Réagissant aux activités annoncées par la « caravane de l'espoir » des prétendues 184 organisations de la "société civile" visant à établir ce "nouveau contrat social", les membres de la Convergence n'ont fait certainement qu'applaudir leurs alliés dans leur quête d'"imagination". « L'appui de la Convergence à cette initiative est total. » déclarait Paul Denis de l'OPL / Convergence. Cependant, ces tergiversations ne constituent que des paravents pour mieux alimenter leurs menées subversives contre le régime au pouvoir, à l'instar des multiples attaques opérées par leur bras armé dans plusieurs régions du pays.

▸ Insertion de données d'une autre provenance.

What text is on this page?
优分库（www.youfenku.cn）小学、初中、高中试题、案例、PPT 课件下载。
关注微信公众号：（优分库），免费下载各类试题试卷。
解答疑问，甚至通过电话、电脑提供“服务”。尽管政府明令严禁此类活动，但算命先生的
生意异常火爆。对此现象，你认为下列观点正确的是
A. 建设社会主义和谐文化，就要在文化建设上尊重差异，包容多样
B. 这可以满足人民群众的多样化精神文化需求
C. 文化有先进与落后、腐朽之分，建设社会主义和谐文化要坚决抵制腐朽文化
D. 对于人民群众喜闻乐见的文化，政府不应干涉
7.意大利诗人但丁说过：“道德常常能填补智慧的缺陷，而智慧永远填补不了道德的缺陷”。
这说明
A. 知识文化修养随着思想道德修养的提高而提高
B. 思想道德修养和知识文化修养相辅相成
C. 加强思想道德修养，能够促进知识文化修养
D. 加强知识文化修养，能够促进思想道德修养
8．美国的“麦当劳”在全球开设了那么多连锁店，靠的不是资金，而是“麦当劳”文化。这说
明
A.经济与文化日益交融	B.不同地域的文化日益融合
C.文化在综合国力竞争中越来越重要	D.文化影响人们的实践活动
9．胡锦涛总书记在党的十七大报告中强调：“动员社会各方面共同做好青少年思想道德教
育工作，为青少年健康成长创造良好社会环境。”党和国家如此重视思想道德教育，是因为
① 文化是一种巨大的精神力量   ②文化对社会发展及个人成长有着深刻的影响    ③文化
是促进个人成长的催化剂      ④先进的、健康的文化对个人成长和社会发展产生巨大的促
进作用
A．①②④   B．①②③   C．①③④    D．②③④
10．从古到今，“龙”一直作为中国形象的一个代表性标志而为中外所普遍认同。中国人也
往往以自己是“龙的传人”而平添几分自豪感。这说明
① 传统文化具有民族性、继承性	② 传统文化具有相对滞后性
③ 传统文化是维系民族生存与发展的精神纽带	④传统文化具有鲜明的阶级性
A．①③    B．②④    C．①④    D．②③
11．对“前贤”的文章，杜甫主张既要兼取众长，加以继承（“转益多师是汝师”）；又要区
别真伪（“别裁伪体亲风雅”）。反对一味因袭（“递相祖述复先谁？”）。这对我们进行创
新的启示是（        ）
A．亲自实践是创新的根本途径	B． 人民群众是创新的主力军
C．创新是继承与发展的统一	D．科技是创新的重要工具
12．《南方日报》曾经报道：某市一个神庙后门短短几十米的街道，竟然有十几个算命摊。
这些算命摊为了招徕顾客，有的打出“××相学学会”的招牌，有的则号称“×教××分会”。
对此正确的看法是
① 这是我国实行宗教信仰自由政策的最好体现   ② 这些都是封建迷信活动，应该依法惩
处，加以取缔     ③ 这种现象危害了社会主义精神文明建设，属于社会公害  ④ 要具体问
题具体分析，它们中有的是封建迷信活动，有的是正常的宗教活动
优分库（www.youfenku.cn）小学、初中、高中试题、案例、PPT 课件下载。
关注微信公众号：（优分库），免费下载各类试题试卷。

Tout compte fait, la population n'est plus dupe et elle comprend fort bien la nécessité de mobiliser toutes ses ressources pour faire échec au plan de l'ennemi afin de mieux envisager l'avenir. Car, elle a déjà boycotté en plusieurs occasions des mots d'ordre de grève lancés par les différentes branches de l' « opposition » dont le dernier remonte au 24 janvier 2003.